Some more injury updates of note…

  • Slugger Khris Davis departed last night’s game due to “lingering effects from the left hip contusion he suffered on Sunday in Pittsburgh,” the Athletics announced. There’s no word on whether Davis will require any additional absence at this point, though he already sat out a pair of games with that issue before last night’s early exit. Last year’s home run leader is hitting .227/.306/.477 with 10 long balls on the season so far. His health status will be worth keeping an eye on, as his availability could directly impact Kendrys Morales‘ place on the roster now that Matt Olson has returned from the injured list.
  • Mariners right-hander Hunter Strickland has been cleared to resume throwing, writes Ryan Divish of the Seattle Times. Strickland opened the season as the closer in Seattle and picked up a pair of saves with two perfect outings in his first two appearances. He was torched for three runs in his third appearance of the season, though, and landed on the injured list due to a strained lat that’ll sideline him more than two months when all is said and done. As Divish notes, Strickland had to restart his entire throwing program, so there’s no guarantee that he’ll be ready for activation when his 60-day minimum window is met on June 5. The Mariners have tried out Anthony Swarzak in the ninth inning with Strickland on the shelf, but he’s blown three of his past four save opportunities. Lefty Roenis Elias, too, has been in the mix for saves and has thrown more effectively.
  • Angels righty Keynan Middleton had a minor setback in his rehab from Tommy John surgery last week but has resumed throwing, general manager Billy Eppler told reporters yesterday (link via Mike DiGiovanna of the L.A. Times). Middleton ramped up his throwing a bit too aggressively and had to scale back his rehab for a week, but he’s still on track for a return for a midsummer return (late June or sometime in July). A healthy Middleton would only add to a relief corps that features plenty of quality arms even with Cody Allen struggling. Ty Buttrey has emerged as one of the American League’s most impressive young relievers, and he’s but one of four Halo relievers averaging at least 10.7 K/9 with a sub-3.00 ERA on the season. The flamethrowing Middleton averaged 96.7 mph on his heater and logged a 3.43 ERA with a 15 percent swinging-strike rate in 76 career innings before undergoing surgery last season.
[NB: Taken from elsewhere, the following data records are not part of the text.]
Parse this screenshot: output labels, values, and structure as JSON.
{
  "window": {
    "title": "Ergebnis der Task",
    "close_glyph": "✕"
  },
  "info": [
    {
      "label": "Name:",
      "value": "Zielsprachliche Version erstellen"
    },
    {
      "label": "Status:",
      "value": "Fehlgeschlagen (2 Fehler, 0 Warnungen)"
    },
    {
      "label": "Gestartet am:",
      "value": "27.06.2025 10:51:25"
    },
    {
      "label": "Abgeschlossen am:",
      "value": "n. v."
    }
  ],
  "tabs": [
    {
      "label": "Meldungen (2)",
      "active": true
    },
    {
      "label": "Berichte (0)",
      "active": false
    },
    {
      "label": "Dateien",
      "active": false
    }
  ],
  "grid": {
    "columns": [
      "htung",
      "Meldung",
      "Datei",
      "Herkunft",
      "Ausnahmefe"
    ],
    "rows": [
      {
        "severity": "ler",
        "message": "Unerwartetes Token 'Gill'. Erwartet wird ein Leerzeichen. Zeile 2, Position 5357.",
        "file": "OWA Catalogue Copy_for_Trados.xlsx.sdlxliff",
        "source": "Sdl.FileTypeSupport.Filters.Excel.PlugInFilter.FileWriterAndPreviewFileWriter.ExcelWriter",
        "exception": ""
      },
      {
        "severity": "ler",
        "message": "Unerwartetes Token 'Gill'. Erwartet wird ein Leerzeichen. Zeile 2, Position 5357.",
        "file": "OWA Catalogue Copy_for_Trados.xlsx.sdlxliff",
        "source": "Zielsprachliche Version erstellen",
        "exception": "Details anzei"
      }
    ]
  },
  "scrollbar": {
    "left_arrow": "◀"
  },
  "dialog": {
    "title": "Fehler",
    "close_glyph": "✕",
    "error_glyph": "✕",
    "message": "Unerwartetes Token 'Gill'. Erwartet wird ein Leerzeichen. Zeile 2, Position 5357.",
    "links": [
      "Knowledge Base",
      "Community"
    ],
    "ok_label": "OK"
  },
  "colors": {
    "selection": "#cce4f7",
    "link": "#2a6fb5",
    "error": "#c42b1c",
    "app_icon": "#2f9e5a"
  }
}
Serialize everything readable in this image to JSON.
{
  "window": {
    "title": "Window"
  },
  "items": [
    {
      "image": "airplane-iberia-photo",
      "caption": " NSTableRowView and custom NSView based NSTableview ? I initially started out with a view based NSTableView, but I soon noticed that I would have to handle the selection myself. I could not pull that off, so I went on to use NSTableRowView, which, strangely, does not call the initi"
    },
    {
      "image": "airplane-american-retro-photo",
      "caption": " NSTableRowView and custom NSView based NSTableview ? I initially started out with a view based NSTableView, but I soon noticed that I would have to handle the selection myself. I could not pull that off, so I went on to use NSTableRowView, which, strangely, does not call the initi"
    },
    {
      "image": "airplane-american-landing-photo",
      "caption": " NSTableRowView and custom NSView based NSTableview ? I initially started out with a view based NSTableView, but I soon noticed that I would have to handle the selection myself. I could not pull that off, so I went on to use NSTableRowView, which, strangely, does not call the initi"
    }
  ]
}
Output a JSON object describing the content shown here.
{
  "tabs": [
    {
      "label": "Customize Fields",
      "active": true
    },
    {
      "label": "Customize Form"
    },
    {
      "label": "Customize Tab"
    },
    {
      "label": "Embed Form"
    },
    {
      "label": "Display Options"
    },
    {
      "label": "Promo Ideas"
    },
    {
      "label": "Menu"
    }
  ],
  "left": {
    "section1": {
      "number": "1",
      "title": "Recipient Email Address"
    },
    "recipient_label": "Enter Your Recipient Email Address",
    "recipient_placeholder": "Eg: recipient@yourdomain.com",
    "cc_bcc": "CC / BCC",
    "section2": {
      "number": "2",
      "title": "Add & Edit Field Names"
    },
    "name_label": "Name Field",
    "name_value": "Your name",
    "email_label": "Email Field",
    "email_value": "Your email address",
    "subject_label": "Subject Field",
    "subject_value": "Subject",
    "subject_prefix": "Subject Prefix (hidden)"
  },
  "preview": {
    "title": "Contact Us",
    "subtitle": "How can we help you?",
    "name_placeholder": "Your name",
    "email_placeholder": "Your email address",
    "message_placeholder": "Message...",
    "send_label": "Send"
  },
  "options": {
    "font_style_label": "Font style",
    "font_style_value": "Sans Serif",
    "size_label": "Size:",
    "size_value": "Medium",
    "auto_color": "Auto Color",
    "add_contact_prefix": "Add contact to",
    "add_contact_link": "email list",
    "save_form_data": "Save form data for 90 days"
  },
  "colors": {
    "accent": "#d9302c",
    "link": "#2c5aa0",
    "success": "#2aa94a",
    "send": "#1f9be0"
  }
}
Mariners Acquire Austin Adams From Nationals

Per a team release, the Mariners have acquired righty Austin Adams from the Nationals for lefty Nick Wells and cash considerations.

Adams, 28 tomorrow, was designated for assignment earlier in the week by Washington. He’s spent much of the last three seasons with the team’s AAA affiliate (now in Fresno), where his sky-high strikeout rates (13.88 per nine in ’17, 15.15 per nine in ’18) ranked among the league’s best. His walk rate, too, was relatively low for an extreme bat-misser, so it’s a bit odd the reliever-starved Nationals couldn’t afford to give him a longer look.

Wells, 23, is repeating High-A Modesto as a 23-year-old. He didn’t rank among the team’s top 30 prospects at Baseball America’s last update.